Le pari de la confiance
Consubstantiel à ces temps d’échange : un solide climat de confiance. Mais, « la confiance ne se décrète pas, souligne Benoît Meyronin. Le collaborateur doit ressentir une confiance qui l’autorise à donner son point de vue, à poser toutes sortes de questions, et, plus largement, à oser prendre des initiatives, en se sentant protégé. » La reconnaissance est une autre dimension à ne pas négliger, attendue des employés : « Elle passe non seulement par une juste rémunération mais aussi par des félicitations, des messages du type “bravo, tu as bien géré tel problème au comptoir”… » Il s’agira également de « reconnaître le rôle de chaque collaborateur au sein de l’équipe – et de l’entreprise – et ses contributions à un projet collectif », ajoute Cécile Dejoux ; un projet collectif qui devra, d’ailleurs, dépasser la seule mission de l’entreprise, pour répondre à la recherche de sens des collaborateurs. Et de mettre en place des routines de travail, coconstruites par le groupe, spécifiques de la culture de l’entreprise, qui aideront à maintenir et resserrer le lien. « Le care management, c’est une culture de management positif qui permet de reprendre le pouvoir sur le temps, de redonner du sens au travail et d’obtenir un meilleur engagement des collaborateurs », conclut Cécile Dejoux.

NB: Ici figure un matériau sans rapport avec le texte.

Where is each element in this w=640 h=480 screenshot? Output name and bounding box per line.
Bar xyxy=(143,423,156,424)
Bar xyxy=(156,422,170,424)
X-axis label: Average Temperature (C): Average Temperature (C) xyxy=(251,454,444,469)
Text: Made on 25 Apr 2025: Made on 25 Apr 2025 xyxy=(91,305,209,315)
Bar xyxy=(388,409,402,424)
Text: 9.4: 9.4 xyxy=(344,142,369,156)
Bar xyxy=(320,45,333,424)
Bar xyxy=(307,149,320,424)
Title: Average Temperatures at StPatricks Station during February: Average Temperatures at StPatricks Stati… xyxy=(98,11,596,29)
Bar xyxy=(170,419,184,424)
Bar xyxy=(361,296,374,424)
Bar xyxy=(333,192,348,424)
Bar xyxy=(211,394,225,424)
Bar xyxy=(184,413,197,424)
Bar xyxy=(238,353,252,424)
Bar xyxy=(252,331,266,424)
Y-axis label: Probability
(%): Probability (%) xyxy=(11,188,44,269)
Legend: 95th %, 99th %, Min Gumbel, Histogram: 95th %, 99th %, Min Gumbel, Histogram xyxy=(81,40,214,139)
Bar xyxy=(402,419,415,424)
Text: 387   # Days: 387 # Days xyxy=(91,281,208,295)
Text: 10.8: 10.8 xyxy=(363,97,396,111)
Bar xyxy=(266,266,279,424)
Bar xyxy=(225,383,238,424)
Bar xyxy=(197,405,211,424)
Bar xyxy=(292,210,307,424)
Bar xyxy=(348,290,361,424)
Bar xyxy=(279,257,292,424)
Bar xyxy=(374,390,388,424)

* Mooc « Care Management pour soi et ses équipes » sur le site fun-mooc.fr
La vente est une conséquence du care
« La pharmacie est un huis clos et le climat qui y règne peut être préjudiciable au comptoir. C’est un cercle vertueux : des collaborateurs heureux dans leur job, épanouis et disponibles, ça se ressent. Et quand l’accueil est plus froid, ça ne donne pas envie de revenir », pointe Thibault Winka. Le management par le care est un management « gagnant-gagnant » qui pourrait s’articuler ainsi, selon Benoît Meyronin : « S’attacher à prendre soin de ses collaborateurs pour qu’ils prennent soin des clients. » Une équation qu’il rattache à ce qu’il nomme la « symétrie des attentions », selon laquelle la qualité d’une relation entre un employeur et ses salariés influence de manière importante celle qu’il entretient avec ses clients ainsi que leur satisfaction. Ne nous y trompons pas : « La relation avec la clientèle n’est pas la cerise sur le gâteau, qui viendrait s’ajouter à l’acte de vente. C’est l’inverse : la vente est une conséquence de cette relation et, ipso facto, du care », estime Benoît Meyronin.